I did try search but no results....


Could someone please explain the differences in the Effects>Post crop vignetting >STYLES?
thanks


----------



## Ian.B (Jan 20, 2017)

umm - where do you find that --- might be a CC thing which I don't have


----------



## Digital Finger (Jan 20, 2017)

Ian.B said:


> umm - where do you find that --- might be a CC thing which I don't have


EFFECTS>post-crop vignette-style 'Highlight priority' etc


----------



## Digital Finger (Jan 20, 2017)

I'm hoping for some examples _ I have read the blurb but am still not sure which to apply when generally
AND whether there is a way to set it up so it automatically opts for your preferred style -other than via a preset)


----------



## Ian.B (Jan 20, 2017)

OK I'm with you know .. I didn't use it much
best thing to get a files > make virtual copies if need be > side the amount slider about  75% to the left > that will add a very dark vignette > now flick between the colour / paint / highlight priority > if need be make more vertual copy and a different vignette setting to each . You will soon get the idea of it > you cannot break anything so just move the all sliders back and forth . Generally you want soft feathered look 
does that help you . Julieanne is always good Vignettes «  Julieanne Kost's Blog


----------



## Tony Jay (Jan 20, 2017)

Straight copy and paste out of Victoria's own book - hope this helps:

• *Highlight Priority* is the default and imitates a traditional lens vignette with the colors remaining heavily saturated throughout.

• *Color Priority* retains more natural colors into the vignette, with smoother shadow transitions.

• *Paint Overlay *adds a plain black or white overlay.

Brought to you by the magnificent Victoria Brampton!


----------



## Digital Finger (Jan 20, 2017)

Thanks folks
any thoughts on this?
"whether there is a way to set it up so it automatically opts for your preferred style every time -other than via a preset)"


----------



## Tony Jay (Jan 20, 2017)

Digital Finger said:


> Thanks folks
> any thoughts on this?
> "whether there is a way to set it up so it automatically opts for your preferred style every time -other than via a preset)"


Well, that is what presets are for...


----------



## Ian.B (Jan 20, 2017)

Digital Finger said:


> "whether there is a way to set it up so it automatically opts for your preferred style every time -other than via a preset)"
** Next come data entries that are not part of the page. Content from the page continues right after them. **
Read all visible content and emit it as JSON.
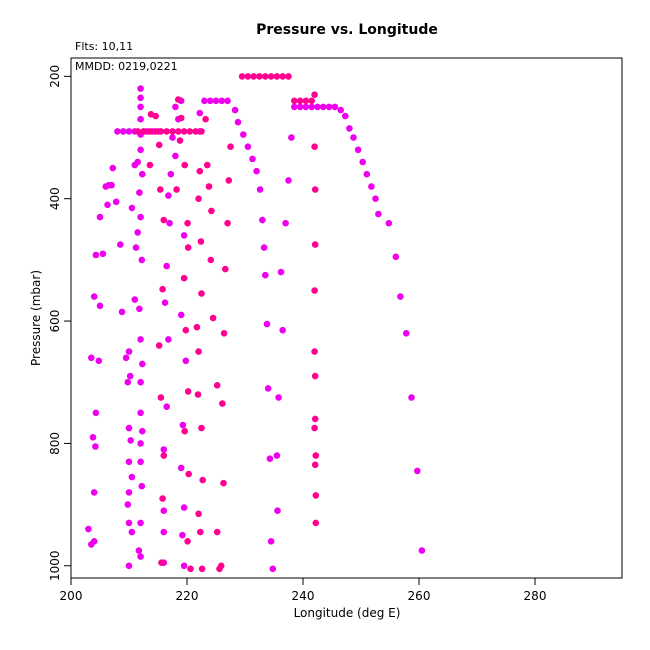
{
  "chart_data": {
    "type": "scatter",
    "title": "Pressure vs. Longitude",
    "xlabel": "Longitude (deg E)",
    "ylabel": "Pressure (mbar)",
    "annotations": {
      "flts": "Flts: 10,11",
      "mmdd": "MMDD: 0219,0221"
    },
    "xlim": [
      200,
      295
    ],
    "ylim": [
      1020,
      170
    ],
    "y_reversed": true,
    "x_ticks": [
      "200",
      "220",
      "240",
      "260",
      "280"
    ],
    "y_ticks": [
      "200",
      "400",
      "600",
      "800",
      "1000"
    ],
    "grid": false,
    "legend": "none",
    "series": [
      {
        "color": "#ee00ee",
        "points": [
          [
            203,
            940
          ],
          [
            203.5,
            965
          ],
          [
            204,
            960
          ],
          [
            203.8,
            790
          ],
          [
            204.2,
            805
          ],
          [
            204,
            880
          ],
          [
            204.3,
            750
          ],
          [
            203.5,
            660
          ],
          [
            204.8,
            665
          ],
          [
            204,
            560
          ],
          [
            205,
            575
          ],
          [
            204.3,
            492
          ],
          [
            205.5,
            490
          ],
          [
            205,
            430
          ],
          [
            206,
            380
          ],
          [
            206.5,
            378
          ],
          [
            207,
            378
          ],
          [
            206.3,
            410
          ],
          [
            207.2,
            350
          ],
          [
            207.8,
            405
          ],
          [
            208.5,
            475
          ],
          [
            208.8,
            585
          ],
          [
            209.5,
            660
          ],
          [
            210,
            650
          ],
          [
            209.8,
            700
          ],
          [
            210.2,
            690
          ],
          [
            210,
            775
          ],
          [
            210.3,
            795
          ],
          [
            210,
            830
          ],
          [
            210.5,
            855
          ],
          [
            210,
            880
          ],
          [
            209.8,
            900
          ],
          [
            210,
            930
          ],
          [
            210.5,
            945
          ],
          [
            210,
            1000
          ],
          [
            211,
            565
          ],
          [
            211.2,
            480
          ],
          [
            210.5,
            415
          ],
          [
            211,
            345
          ],
          [
            211.5,
            340
          ],
          [
            212,
            220
          ],
          [
            212,
            235
          ],
          [
            212,
            250
          ],
          [
            212,
            270
          ],
          [
            212,
            295
          ],
          [
            212,
            320
          ],
          [
            212.3,
            360
          ],
          [
            211.8,
            390
          ],
          [
            212,
            430
          ],
          [
            211.5,
            455
          ],
          [
            212.2,
            500
          ],
          [
            211.8,
            580
          ],
          [
            212,
            630
          ],
          [
            212.3,
            670
          ],
          [
            212,
            700
          ],
          [
            212,
            750
          ],
          [
            212.3,
            780
          ],
          [
            212,
            800
          ],
          [
            212,
            830
          ],
          [
            212.2,
            870
          ],
          [
            212,
            930
          ],
          [
            212,
            985
          ],
          [
            211.7,
            975
          ],
          [
            208,
            290
          ],
          [
            209,
            290
          ],
          [
            210,
            290
          ],
          [
            211,
            290
          ],
          [
            213,
            290
          ],
          [
            214,
            290
          ],
          [
            215,
            290
          ],
          [
            219,
            240
          ],
          [
            218,
            250
          ],
          [
            218.5,
            270
          ],
          [
            217.5,
            300
          ],
          [
            218,
            330
          ],
          [
            217.2,
            360
          ],
          [
            216.8,
            395
          ],
          [
            217,
            440
          ],
          [
            216.5,
            510
          ],
          [
            216.2,
            570
          ],
          [
            216.8,
            630
          ],
          [
            216.5,
            740
          ],
          [
            216,
            810
          ],
          [
            216,
            910
          ],
          [
            216,
            945
          ],
          [
            216,
            995
          ],
          [
            219.5,
            460
          ],
          [
            219,
            590
          ],
          [
            219.8,
            665
          ],
          [
            219.3,
            770
          ],
          [
            219,
            840
          ],
          [
            219.5,
            905
          ],
          [
            219.2,
            950
          ],
          [
            219.5,
            1000
          ],
          [
            222.2,
            260
          ],
          [
            222.2,
            290
          ],
          [
            223,
            240
          ],
          [
            224,
            240
          ],
          [
            225,
            240
          ],
          [
            226,
            240
          ],
          [
            227,
            240
          ],
          [
            228.3,
            255
          ],
          [
            228.8,
            275
          ],
          [
            229.7,
            295
          ],
          [
            230.5,
            315
          ],
          [
            231.3,
            335
          ],
          [
            232,
            355
          ],
          [
            232.6,
            385
          ],
          [
            233,
            435
          ],
          [
            233.3,
            480
          ],
          [
            233.5,
            525
          ],
          [
            233.8,
            605
          ],
          [
            234,
            710
          ],
          [
            234.3,
            825
          ],
          [
            234.5,
            960
          ],
          [
            234.8,
            1005
          ],
          [
            235.5,
            820
          ],
          [
            235.6,
            910
          ],
          [
            236.2,
            520
          ],
          [
            236.5,
            615
          ],
          [
            235.8,
            725
          ],
          [
            237,
            440
          ],
          [
            237.5,
            370
          ],
          [
            238,
            300
          ],
          [
            238.5,
            250
          ],
          [
            239.5,
            250
          ],
          [
            240.5,
            250
          ],
          [
            241.5,
            250
          ],
          [
            242.5,
            250
          ],
          [
            243.5,
            250
          ],
          [
            244.5,
            250
          ],
          [
            245.5,
            250
          ],
          [
            246.5,
            255
          ],
          [
            247.3,
            265
          ],
          [
            248,
            285
          ],
          [
            248.7,
            300
          ],
          [
            249.5,
            320
          ],
          [
            250.3,
            340
          ],
          [
            251,
            360
          ],
          [
            251.8,
            380
          ],
          [
            252.5,
            400
          ],
          [
            253,
            425
          ],
          [
            254.8,
            440
          ],
          [
            256,
            495
          ],
          [
            256.8,
            560
          ],
          [
            257.8,
            620
          ],
          [
            258.7,
            725
          ],
          [
            259.7,
            845
          ],
          [
            260.5,
            975
          ]
        ]
      },
      {
        "color": "#ff0090",
        "points": [
          [
            211.5,
            290
          ],
          [
            212.5,
            290
          ],
          [
            213.5,
            290
          ],
          [
            214.5,
            290
          ],
          [
            215.5,
            290
          ],
          [
            216.5,
            290
          ],
          [
            217.5,
            290
          ],
          [
            218.5,
            290
          ],
          [
            219.5,
            290
          ],
          [
            220.5,
            290
          ],
          [
            221.5,
            290
          ],
          [
            222.5,
            290
          ],
          [
            213.8,
            262
          ],
          [
            214.6,
            265
          ],
          [
            215.2,
            312
          ],
          [
            213.6,
            345
          ],
          [
            215.4,
            385
          ],
          [
            216,
            435
          ],
          [
            215.8,
            548
          ],
          [
            215.2,
            640
          ],
          [
            215.5,
            725
          ],
          [
            216,
            820
          ],
          [
            215.8,
            890
          ],
          [
            215.6,
            995
          ],
          [
            218.5,
            238
          ],
          [
            219,
            268
          ],
          [
            218.8,
            305
          ],
          [
            218.2,
            385
          ],
          [
            219.6,
            345
          ],
          [
            220.1,
            440
          ],
          [
            220.2,
            480
          ],
          [
            219.5,
            530
          ],
          [
            219.8,
            615
          ],
          [
            220.2,
            715
          ],
          [
            219.6,
            780
          ],
          [
            220.3,
            850
          ],
          [
            220.1,
            960
          ],
          [
            220.6,
            1005
          ],
          [
            222.2,
            355
          ],
          [
            222,
            400
          ],
          [
            222.4,
            470
          ],
          [
            222.5,
            555
          ],
          [
            221.7,
            610
          ],
          [
            222,
            650
          ],
          [
            221.9,
            720
          ],
          [
            222.5,
            775
          ],
          [
            222.7,
            860
          ],
          [
            222,
            915
          ],
          [
            222.3,
            945
          ],
          [
            222.6,
            1005
          ],
          [
            223.2,
            270
          ],
          [
            223.5,
            345
          ],
          [
            223.8,
            380
          ],
          [
            224.2,
            420
          ],
          [
            224.1,
            500
          ],
          [
            224.5,
            595
          ],
          [
            225.2,
            705
          ],
          [
            225.6,
            1005
          ],
          [
            225.9,
            1000
          ],
          [
            225.2,
            945
          ],
          [
            226.3,
            865
          ],
          [
            226.1,
            735
          ],
          [
            226.4,
            620
          ],
          [
            226.6,
            515
          ],
          [
            227,
            440
          ],
          [
            227.2,
            370
          ],
          [
            227.5,
            315
          ],
          [
            229.5,
            200
          ],
          [
            230.5,
            200
          ],
          [
            231.5,
            200
          ],
          [
            232.5,
            200
          ],
          [
            233.5,
            200
          ],
          [
            234.5,
            200
          ],
          [
            235.5,
            200
          ],
          [
            236.5,
            200
          ],
          [
            237.5,
            200
          ],
          [
            238.5,
            240
          ],
          [
            239.5,
            240
          ],
          [
            240.5,
            240
          ],
          [
            241.5,
            240
          ],
          [
            242,
            230
          ],
          [
            242,
            315
          ],
          [
            242.1,
            385
          ],
          [
            242.1,
            475
          ],
          [
            242,
            550
          ],
          [
            242,
            650
          ],
          [
            242.1,
            690
          ],
          [
            242.1,
            760
          ],
          [
            242,
            775
          ],
          [
            242.2,
            820
          ],
          [
            242.1,
            835
          ],
          [
            242.2,
            885
          ],
          [
            242.2,
            930
          ]
        ]
      }
    ]
  }
}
yep; just set it as you want > make a preset . That preset could have just the vignette ; or more of the other setting used on that file. if you just want vignette in the preset then make sure it's the only setting you copy to the preset . Easier than that reads and real easy when you know how


----------



## Digital Finger (Jan 21, 2017)

Tony Jay said:


> Well, that is what presets are for...




or preferences.....


----------